Wednesday , 24 July 2024

Iran’s Oil Minister Denies ‘High Discounts’ to Buyers

iranintl – Iran’s Oil Minister Javad Owji has refuted claims by some presidential candidates that the government is offering high discounts to foreign oil customers amid US sanctions.

Owji said on Sunday that the administration of late president Ebrahim Raisi did not offer “high discounts” to its buyers, tacitly referring to Chinese refineries that are the main importers of Iran’s crude.

He said that over the past three years, significantly fewer discounts have been given compared to the previous government.

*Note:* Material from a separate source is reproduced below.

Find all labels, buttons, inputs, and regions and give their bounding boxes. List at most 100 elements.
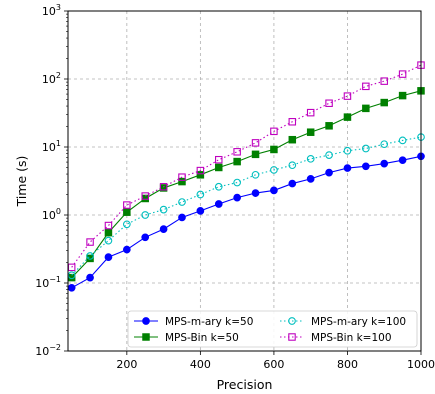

Tehran keeps its export and revenue details as state secret but Owji’s remarks come despite reports that Tehran provides huge discounts to China, charging as little as $37 per barrel while oil has been trading at around 75-85 dollars in the past year. According to a report by Reuters Iran offers at least $13/barrel discount to Chinese refineries.

In May 2023, an analyst quoted an unnamed EU energy security source as saying that China, which already had secured a 30-percent discount from Iran before the Russian invasion of Ukraine, demanded and received higher price cuts. Beijing already buys Russian oil at a large discount.

“But it is even worse for Iran, as – from 11 November 2022 – China has been paying Iran in non-convertible Yuan, that is Yuan that can only be used inside China and/or spent buying Chinese goods,” the EU source added. “Worse still is that whilst Yuan is the key instrument in payment, China is also using the currencies of Angola, Zambia and Kenya to pay Iran, and China is doing this as a means to induce Iran to buys goods from these countries so that these countries, in turn, can service their loans to China,” he argued.

Last June, The Wall Street Journal reported that Iran was exporting the highest amount of crude oil in five years, although it offers discounts of up to $30 per barrel. The report confirmed estimates that Iran shipped 1.6 million barrels per day in May and June, up from 250,000 barrels in 2019 and 2020, just after the United States imposed full sanctions.

Data from oil tanker tracking companies like Vortexa and TankerTrackers shows that Iran exported roughly 1.3 million barrels per day (bpd) of crude oil and condensate in 2023, along with over 220,000 bpd of fuel oil (mazut).

OPEC estimated the price of Iranian oil exports in 2023, excluding discounts and sanctions-busting costs, to be above $83 per barrel. Based on this, Iran’s revenue from crude oil, condensate, and fuel oil exports should have been at least $46 billion. However, Iranian customs data reveals the actual figure was only $36 billion.

This $10 billion discrepancy suggests that around 22% of Iran’s oil revenue was lost due to high discounts and sanctions-related costs.

Another way to look at the issue is that Iran needs around $50 billion from oil exports to balance its budget, but at least half of that amount is not realized. This means it receives around $25 billion in hard currency.

Another reason for Iran’s oil revenues being probably around $25 billion is the costs involved in illicit shipments to evade sanctions, and losing money in trying to repatriate the funds in hard currencies. Iran’s banking system is under US sanction and any oil revenues are laundered through intermediaries.

This issue resonated during the recent Iranian presidential election. Candidates Masoud Pezeshkan and Mohammad Bagher Ghalibaf both directly and indirectly criticized the impact of sanctions, high discounts, and wasted revenue from oil exports.

Despite the evidence, the oil minister continues to insist on his claim of not offering high discounts. He stated that Iran currently has 15 oil buyers, but only named China and Syria, leaving the identities of the remaining “customers” undisclosed.

Adding to the confusion, Oji claimed Iran’s daily crude oil production has reached 3.6 million bpd. This contradicts figures from OPEC and the International Energy Agency, which estimate the actual production to be below 3.3 million bpd.